Em segundos me lembrei, como em um filme acelerado: o teste de gravidez positivo no banheiro do trabalho; a alegria da minha mãe ao se saber avó; os enjôos matinais; a barriga que demorou a crescer; a primeira vez que escutei um acelerado coração batento no compasso do meu; a barriga que mudou o eixo do meu corpo, da minha vida e me deu um novo estado, um estado civil e uma nova responsabilidade; a minha dedicação em meditar todos os dias e cantar o mantra, música tema de seu nascimento, tocando de leve o umbigo ; a sensação de acariciar aquela barriga luminosa; a decisão pelo parto domiciliar; o mágico dia de carnaval que ele escoregou para fora deste mundo; a primeira mamada; o primeiro banho; o sentimento de êxtase; o primeiro sorriso; as primeiras e passageiras cólicas; o primeiro engatinhar; os primeiros passos, as primeiras palavras; a primeira papinha; a primeira virose.

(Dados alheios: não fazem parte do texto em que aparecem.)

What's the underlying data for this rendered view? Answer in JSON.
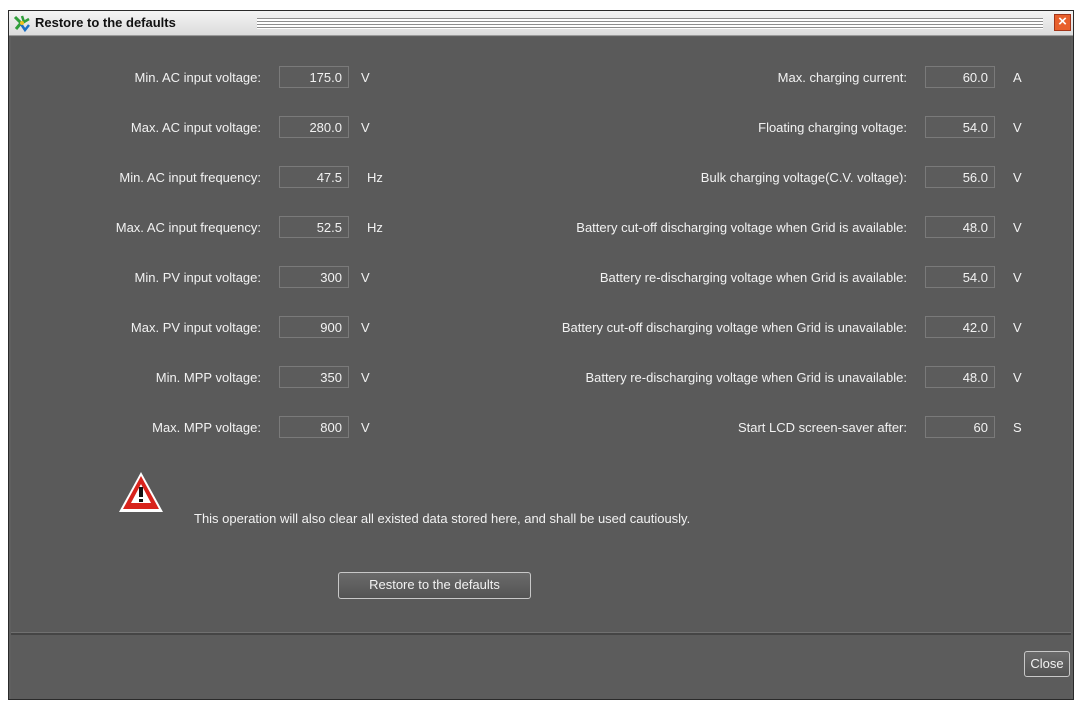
{
  "window": {
    "title": "Restore to the defaults"
  },
  "left_fields": [
    {
      "label": "Min. AC input voltage:",
      "value": "175.0",
      "unit": "V"
    },
    {
      "label": "Max. AC input voltage:",
      "value": "280.0",
      "unit": "V"
    },
    {
      "label": "Min. AC input frequency:",
      "value": "47.5",
      "unit": "Hz"
    },
    {
      "label": "Max. AC input frequency:",
      "value": "52.5",
      "unit": "Hz"
    },
    {
      "label": "Min. PV input voltage:",
      "value": "300",
      "unit": "V"
    },
    {
      "label": "Max. PV input voltage:",
      "value": "900",
      "unit": "V"
    },
    {
      "label": "Min. MPP voltage:",
      "value": "350",
      "unit": "V"
    },
    {
      "label": "Max. MPP voltage:",
      "value": "800",
      "unit": "V"
    }
  ],
  "right_fields": [
    {
      "label": "Max. charging current:",
      "value": "60.0",
      "unit": "A"
    },
    {
      "label": "Floating charging voltage:",
      "value": "54.0",
      "unit": "V"
    },
    {
      "label": "Bulk charging voltage(C.V. voltage):",
      "value": "56.0",
      "unit": "V"
    },
    {
      "label": "Battery cut-off discharging voltage when Grid is available:",
      "value": "48.0",
      "unit": "V"
    },
    {
      "label": "Battery re-discharging voltage when Grid is available:",
      "value": "54.0",
      "unit": "V"
    },
    {
      "label": "Battery cut-off discharging voltage when Grid is unavailable:",
      "value": "42.0",
      "unit": "V"
    },
    {
      "label": "Battery re-discharging voltage when Grid is unavailable:",
      "value": "48.0",
      "unit": "V"
    },
    {
      "label": "Start LCD screen-saver after:",
      "value": "60",
      "unit": "S"
    }
  ],
  "warning": {
    "icon": "warning-triangle-icon",
    "text": "This operation will also clear all existed data stored here, and shall be used cautiously."
  },
  "buttons": {
    "restore_label": "Restore to the defaults",
    "close_label": "Close"
  },
  "colors": {
    "background": "#5a5a5a",
    "warning_red": "#d8231c",
    "title_close": "#e8602c"
  }
}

Como poderia eu viver sem tudo isso? Olhando a vida de trás para frente só posso dizer que, mesmo nos dias de chuva, sou melhor do que era outrora. A maternidade me trouxe uma nova dimensão humana e espiritual. Me fez colocar em prática todas as rezas, pensamentos, técnicas e teorias; mostrou-me o quão paciente podia ser, o quão amorosa e, principalmente, o tanto que sou feliz. Ela me mostrou que ser mamífera estava no meu sangue e nunca mais me deixou adormecer nas ondulações mundanas. Eu mergulhei muito fundo, perdi meu ar, morri para renascer celebrando o casamento com minha natureza primordial, esta conexão que me deu uma nova perspectiva do significado de amar.
Hoje sei que amar de verdade é saber que, embora existam os dias de chuva, o sol sempre está lá a brilhar, esperando apenas que o vento da consciência sopre para longe as nuvens para aquecer e fazer crescer o que é essencial nesta vida.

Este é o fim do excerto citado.